Pseudo-Newtonian Potentials for Nearly Parabolic Orbits

TL;DR

This paper introduces a simple pseudo-Newtonian potential that accurately reproduces relativistic precession for nearly parabolic orbits, especially near supermassive black holes, with less than 1% error and improved simplicity over previous models.

Contribution

The paper presents a new pseudo-Newtonian potential that accurately models relativistic precession for low energy orbits with minimal error, surpassing previous potentials in accuracy and simplicity.

Findings

Achieves within 1% error in precession for all angular momenta.

Correctly reproduces the logarithmic divergence in precession for low angular momentum.

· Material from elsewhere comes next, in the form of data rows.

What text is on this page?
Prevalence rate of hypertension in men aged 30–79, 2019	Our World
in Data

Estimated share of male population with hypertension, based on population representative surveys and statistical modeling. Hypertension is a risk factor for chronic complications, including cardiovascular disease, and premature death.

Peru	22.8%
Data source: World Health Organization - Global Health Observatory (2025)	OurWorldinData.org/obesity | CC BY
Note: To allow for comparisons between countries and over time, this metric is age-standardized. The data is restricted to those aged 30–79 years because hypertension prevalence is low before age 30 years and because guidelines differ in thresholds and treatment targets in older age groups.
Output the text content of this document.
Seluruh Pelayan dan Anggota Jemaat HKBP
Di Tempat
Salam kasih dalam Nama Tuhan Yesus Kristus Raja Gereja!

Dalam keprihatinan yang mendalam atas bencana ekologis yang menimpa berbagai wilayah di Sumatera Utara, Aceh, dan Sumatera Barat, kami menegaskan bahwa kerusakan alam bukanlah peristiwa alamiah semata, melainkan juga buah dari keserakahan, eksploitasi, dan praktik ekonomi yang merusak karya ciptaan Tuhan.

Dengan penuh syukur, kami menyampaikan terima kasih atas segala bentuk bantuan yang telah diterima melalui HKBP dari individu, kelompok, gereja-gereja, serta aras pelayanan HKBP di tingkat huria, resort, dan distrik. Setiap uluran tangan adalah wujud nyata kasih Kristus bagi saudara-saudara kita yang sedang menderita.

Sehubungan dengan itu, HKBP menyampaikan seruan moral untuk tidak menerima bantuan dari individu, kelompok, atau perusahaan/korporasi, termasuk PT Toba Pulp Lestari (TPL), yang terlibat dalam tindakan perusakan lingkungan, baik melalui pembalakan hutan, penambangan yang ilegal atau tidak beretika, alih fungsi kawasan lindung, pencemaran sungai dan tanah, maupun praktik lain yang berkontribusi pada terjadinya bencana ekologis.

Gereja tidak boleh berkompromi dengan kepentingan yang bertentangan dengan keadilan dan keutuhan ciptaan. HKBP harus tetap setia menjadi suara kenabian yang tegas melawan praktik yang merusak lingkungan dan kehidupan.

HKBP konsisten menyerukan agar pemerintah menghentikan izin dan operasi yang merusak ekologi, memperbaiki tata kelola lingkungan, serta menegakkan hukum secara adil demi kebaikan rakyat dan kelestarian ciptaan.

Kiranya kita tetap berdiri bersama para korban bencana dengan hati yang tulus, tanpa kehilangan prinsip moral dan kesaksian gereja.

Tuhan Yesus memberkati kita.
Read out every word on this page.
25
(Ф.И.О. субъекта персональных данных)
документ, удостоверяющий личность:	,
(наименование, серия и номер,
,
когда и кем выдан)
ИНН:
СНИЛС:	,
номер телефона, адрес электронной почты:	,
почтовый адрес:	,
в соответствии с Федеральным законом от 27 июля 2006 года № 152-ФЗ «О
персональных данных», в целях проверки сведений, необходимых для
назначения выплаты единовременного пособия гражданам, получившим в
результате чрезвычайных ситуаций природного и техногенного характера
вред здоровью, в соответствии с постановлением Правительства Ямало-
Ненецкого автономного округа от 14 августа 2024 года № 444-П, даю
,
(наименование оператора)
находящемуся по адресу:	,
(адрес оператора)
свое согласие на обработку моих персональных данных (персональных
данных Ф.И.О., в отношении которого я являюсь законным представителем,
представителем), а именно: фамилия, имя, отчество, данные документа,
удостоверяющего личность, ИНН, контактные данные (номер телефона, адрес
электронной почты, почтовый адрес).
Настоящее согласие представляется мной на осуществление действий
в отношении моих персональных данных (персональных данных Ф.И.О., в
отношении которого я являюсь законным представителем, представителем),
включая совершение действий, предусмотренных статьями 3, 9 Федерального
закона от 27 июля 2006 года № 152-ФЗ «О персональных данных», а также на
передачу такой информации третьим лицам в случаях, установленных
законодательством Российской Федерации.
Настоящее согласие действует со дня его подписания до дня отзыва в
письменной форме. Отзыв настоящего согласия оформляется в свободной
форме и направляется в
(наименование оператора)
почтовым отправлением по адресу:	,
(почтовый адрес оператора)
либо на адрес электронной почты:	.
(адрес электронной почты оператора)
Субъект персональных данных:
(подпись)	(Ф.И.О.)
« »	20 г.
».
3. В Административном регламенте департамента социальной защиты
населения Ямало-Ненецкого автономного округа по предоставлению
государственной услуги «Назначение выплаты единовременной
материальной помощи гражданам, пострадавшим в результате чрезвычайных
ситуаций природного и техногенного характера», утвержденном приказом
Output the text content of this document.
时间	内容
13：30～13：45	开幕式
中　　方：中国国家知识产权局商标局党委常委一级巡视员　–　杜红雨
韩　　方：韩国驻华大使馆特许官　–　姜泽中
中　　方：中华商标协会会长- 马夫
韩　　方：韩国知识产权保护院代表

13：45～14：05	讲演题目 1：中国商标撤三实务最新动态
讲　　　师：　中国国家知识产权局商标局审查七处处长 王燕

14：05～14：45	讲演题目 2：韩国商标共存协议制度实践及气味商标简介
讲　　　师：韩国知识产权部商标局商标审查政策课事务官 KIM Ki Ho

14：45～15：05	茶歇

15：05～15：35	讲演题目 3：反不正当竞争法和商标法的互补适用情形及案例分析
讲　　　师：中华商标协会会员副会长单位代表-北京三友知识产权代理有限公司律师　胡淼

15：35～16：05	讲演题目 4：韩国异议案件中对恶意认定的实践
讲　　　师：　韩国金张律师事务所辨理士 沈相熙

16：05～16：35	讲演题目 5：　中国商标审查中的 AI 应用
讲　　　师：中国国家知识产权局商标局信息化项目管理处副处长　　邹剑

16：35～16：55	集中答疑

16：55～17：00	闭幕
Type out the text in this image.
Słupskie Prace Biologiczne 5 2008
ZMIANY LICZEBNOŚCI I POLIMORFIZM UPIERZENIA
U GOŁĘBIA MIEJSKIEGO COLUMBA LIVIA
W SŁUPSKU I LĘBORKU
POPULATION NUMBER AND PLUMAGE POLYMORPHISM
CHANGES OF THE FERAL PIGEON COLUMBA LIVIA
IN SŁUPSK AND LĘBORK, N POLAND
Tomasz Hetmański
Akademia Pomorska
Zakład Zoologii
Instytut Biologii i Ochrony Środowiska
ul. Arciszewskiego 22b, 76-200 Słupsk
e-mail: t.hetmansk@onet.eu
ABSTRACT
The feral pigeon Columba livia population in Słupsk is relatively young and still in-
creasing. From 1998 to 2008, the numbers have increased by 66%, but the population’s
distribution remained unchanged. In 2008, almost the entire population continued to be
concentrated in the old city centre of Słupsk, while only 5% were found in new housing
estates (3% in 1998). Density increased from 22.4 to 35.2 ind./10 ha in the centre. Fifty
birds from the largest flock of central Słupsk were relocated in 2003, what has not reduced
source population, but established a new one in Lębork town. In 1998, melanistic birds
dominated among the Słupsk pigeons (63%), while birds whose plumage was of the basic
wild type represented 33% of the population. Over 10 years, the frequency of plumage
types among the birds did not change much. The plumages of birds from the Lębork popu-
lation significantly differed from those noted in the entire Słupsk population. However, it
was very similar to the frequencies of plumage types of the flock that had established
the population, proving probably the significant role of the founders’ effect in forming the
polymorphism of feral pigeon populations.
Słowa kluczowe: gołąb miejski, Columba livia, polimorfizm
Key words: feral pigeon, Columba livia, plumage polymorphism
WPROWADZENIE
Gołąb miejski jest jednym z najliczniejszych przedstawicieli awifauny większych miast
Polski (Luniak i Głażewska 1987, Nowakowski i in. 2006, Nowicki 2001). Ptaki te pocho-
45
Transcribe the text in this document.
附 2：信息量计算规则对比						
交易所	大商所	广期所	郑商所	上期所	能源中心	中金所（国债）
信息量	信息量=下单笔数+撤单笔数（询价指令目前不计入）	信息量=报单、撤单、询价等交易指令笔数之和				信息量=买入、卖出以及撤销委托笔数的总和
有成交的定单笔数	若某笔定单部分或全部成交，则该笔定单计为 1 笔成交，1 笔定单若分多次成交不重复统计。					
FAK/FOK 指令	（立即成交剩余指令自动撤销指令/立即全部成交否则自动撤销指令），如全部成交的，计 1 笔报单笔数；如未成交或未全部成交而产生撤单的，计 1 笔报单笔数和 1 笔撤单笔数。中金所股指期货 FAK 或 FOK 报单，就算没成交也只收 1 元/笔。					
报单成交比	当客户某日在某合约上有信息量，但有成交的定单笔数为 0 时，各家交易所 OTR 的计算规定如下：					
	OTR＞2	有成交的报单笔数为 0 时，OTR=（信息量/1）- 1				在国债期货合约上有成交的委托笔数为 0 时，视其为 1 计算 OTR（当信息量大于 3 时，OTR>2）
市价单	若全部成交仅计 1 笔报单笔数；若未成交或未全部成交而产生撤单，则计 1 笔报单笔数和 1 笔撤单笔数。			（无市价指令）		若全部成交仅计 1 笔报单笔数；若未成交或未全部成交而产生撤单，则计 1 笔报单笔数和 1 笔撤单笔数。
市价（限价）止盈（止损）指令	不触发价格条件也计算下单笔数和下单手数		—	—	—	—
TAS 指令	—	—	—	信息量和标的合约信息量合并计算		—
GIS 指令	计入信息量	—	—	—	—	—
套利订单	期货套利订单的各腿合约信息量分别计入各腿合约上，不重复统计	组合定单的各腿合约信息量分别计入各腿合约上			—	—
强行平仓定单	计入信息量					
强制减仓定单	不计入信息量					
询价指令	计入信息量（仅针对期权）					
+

Outperforms the Paczynski & Wiita potential with ~30% error in precession.

Abstract

We describe a pseudo-Newtonian potential which, to within 1% error at all angular momenta, reproduces the precession due to general relativity of particles whose specific orbital energy is small compared to c^2 in the Schwarzschild metric. For bound orbits the constraint of low energy is equivalent to requiring the apoapsis of a particle to be large compared to the Schwarzschild radius. Such low energy orbits are ubiquitous close to supermassive black holes in galactic nuclei, but the potential is relevant in any context containing particles on low energy orbits. Like the more complex post-Newtonian expressions, the potential correctly reproduces the precession in the far-field, but also correctly reproduces the position and magnitude of the logarithmic divergence in precession for low angular momentum orbits. An additional advantage lies in its simplicity, both in computation and implementation. We also provide two simpler, but less accurate potentials, for cases where orbits always remain at large angular momenta, or when the extra accuracy is not needed. In all of the presented cases the accuracy in precession in low energy orbits exceeds that of the well known potential of Paczynski & Wiita (1980), which has ~30% error in the precession at all angular momenta.